When I competed in the Regional Culture and Arts Festival, we were housed inside the host university’s facilities because there was not enough funding to accommodate delegates in proper hotels. One evening, while several of us were taking a bath in the women’s restroom, two men walked in. There was no hint of the expectation of rejection, they only said the men’s restroom was crowded.
“Hello, we are going to pee here, okay? Men's restroom is too crowded right now,” they said casually, as if that somehow justified entering a space where women were bathing.
This was not a private facility. It was a typical public restroom with wide gaps above and below the stall doors for ventilation and cost efficiency. Anyone inside could easily tell that people were bathing because of the water hitting the cemented floors. A female professor in the next stall immediately confronted them and said, “You are still men. Why are you here? Don’t you realize we are all bathing in here?”
And she was right.
Femininity is not a free pass into women’s spaces. Being effeminate does not erase the fact that you are male, nor does it override the boundaries women are entitled to expect in places where they are vulnerable.

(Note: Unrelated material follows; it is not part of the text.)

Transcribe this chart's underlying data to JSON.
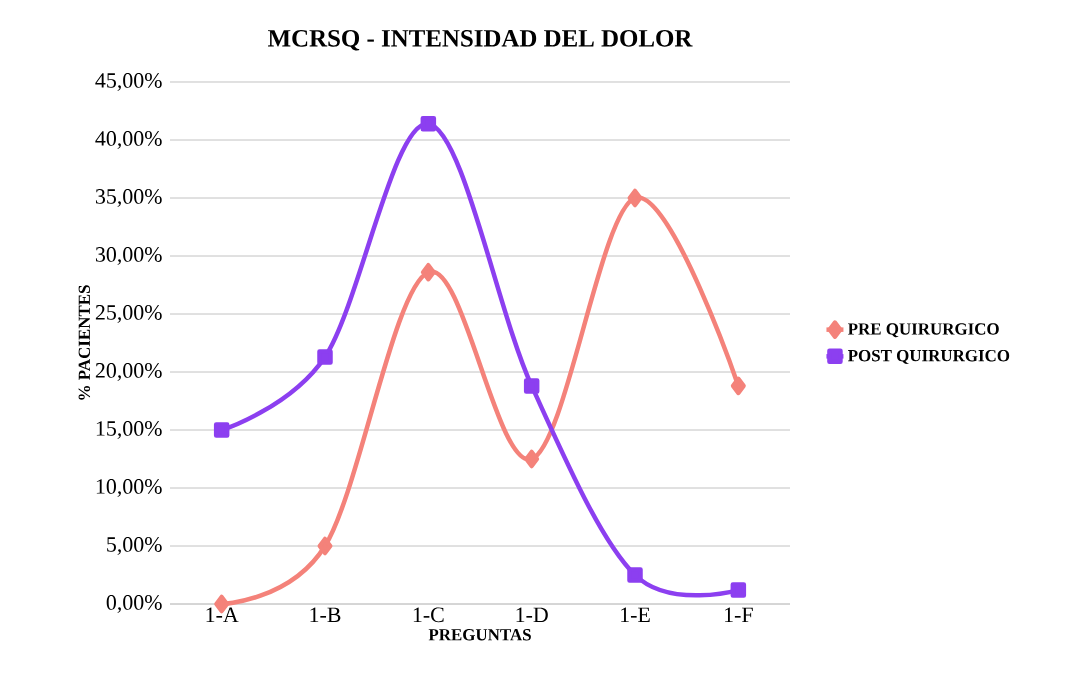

What frustrates me is having to explain this over and over again to people who insist these concerns are imaginary. Do you really think women willingly invite backlash, ridicule, and accusations of bigotry because they are desperate for attention? There are far easier ways to get attention than speaking about an issue that often results in social and professional consequences.
The fear and disgust many women feel in situations like this are difficult to understand if you have never had to experience them. If you have spent your life assuming you belong in every space, then perhaps it is easy to overlook what it feels like to lose one. I told my coach about the incident afterward, and we considered reporting the men involved. Unfortunately, we never identified which university they came from because we were in the middle of bathing and could not see their delegate tags or university shirts.
That, by the way, is the kind of situation people defend when they dismiss women’s concerns. Not some abstract theoretical debate, but real instances where men gain access to spaces reserved for women, while women are expected to suppress their discomfort for the sake of appearing inclusive. I am grateful that someone in a position of authority spoke up. Had it been us, the female delegates, there was a real possibility that we would have been painted as the problem for objecting.
This is what your “intersectionality” looks like in practice, actual women being excluded to include everyone. Males having access to everything and women being afraid everywhere. And somehow, we are told that objecting to that arrangement is unreasonable.